The course of the pandemic has placed a considerable spotlight on scientific research and the role our investigators play in fighting diseases in labs and on the front lines. This is nothing new to the Hirshberg Foundation, where funding critical research has been the core of our mission for 23 years. The world is witnessing firsthand the urgency to support science, whether to stop a pandemic or to cure pancreatic cancer. We asked a few of our 2019 Seed Grant recipients to comment how they are adapting in light of the COVID-19 pandemic. Below they share how they’ve been able to continue with their research and the hope they have for future progress. Their passion and dedication is refreshing during such challenging times and we’re proud to share their words with you.

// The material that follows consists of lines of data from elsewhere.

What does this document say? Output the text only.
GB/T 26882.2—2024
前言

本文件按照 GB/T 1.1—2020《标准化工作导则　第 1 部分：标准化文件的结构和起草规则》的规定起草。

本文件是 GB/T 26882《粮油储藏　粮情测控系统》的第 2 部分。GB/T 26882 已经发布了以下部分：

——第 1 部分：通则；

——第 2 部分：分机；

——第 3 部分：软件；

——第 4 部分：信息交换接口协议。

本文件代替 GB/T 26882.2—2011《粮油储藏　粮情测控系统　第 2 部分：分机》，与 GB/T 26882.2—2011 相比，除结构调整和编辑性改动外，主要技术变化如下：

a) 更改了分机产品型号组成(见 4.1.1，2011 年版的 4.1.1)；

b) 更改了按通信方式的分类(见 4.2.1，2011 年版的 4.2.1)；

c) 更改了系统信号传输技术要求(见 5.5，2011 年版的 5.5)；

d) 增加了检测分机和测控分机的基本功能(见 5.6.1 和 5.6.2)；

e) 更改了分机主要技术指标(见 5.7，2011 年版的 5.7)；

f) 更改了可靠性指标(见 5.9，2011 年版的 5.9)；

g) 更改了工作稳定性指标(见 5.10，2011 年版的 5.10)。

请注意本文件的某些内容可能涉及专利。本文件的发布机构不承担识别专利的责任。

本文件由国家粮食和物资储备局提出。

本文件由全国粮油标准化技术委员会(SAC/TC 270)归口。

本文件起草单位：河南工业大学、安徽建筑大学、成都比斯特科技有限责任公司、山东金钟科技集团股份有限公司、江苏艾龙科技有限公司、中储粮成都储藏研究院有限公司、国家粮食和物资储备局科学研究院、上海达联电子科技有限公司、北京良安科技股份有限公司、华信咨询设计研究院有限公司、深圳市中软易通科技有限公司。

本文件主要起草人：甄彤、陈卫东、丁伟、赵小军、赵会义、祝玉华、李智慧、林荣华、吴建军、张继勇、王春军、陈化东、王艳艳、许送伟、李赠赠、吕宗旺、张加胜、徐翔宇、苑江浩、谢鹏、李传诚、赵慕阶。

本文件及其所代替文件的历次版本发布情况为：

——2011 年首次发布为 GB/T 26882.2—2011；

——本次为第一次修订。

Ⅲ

Gina Razidlo, PhD, Mayo Clinic
“Pancreatic cancer doesn’t stop for a pandemic, and neither do we. Access to our lab was restricted for a few weeks in the spring of 2020, but we were able to use our time working remotely for data analysis, writing, immersing ourselves in our colleagues’ recent publications, and keeping connected via videoconferencing. We were excited to return to the laboratory, with a focus on safety. We feel a sense of responsibility to each other and to the PDAC community to continue to move our research forward in the safest way possible.”
Steven Van Doren, PhD, University of Missouri
“The period prior to the lockdown starting March was exciting. We completed the first screen of 72 compounds and found 22 of them to bind the targeted enzyme marker of Pa Ca severity. We returned to our lab in June and a strategic result from my lab developed by July. Two of the 22 compounds block the enzyme maturation assay that we are targeting. This has opened our eyes to potential opportunities to target areas of metastasis. We are moving forward!”
David Wong, DMD, DMSc, UCLA
“Early detection of pancreatic cancer is a holy grail in cancer research. Our project develops a novel liquid biopsy approach to detect mutations in a key cancer gene KRAS in pancreatic cancer. EFIRM is an emerging technology that can detect cancer mutations in plasma and saliva with near 100% concordance with tissue biopsy-based genotyping. As the majority (90%) of pancreatic patients harbored at least one KRAS mutation, the EFIRM technology is translatable for the detection/risk assessment of pancreatic cancer. Integration of the EFIRM Liquid Biopsy assay into pancreatic cancer screening and risk assessment programs will augment and enhance the currently available diagnostic options for pancreatic detection such as computed tomography (CT) and endoscopy.”
The Foundation first funded Dr. David Wong’s electric field-induced release and measurement (EFIRM) project as part of our 2018 Seed Grant cycle. Dr. Wong’s research into a liquid biopsy has been termed the “saliva test” and is currently part of several clinical studies, including a rapid response test for both active COVID-19 infections and the virus’ antibodies.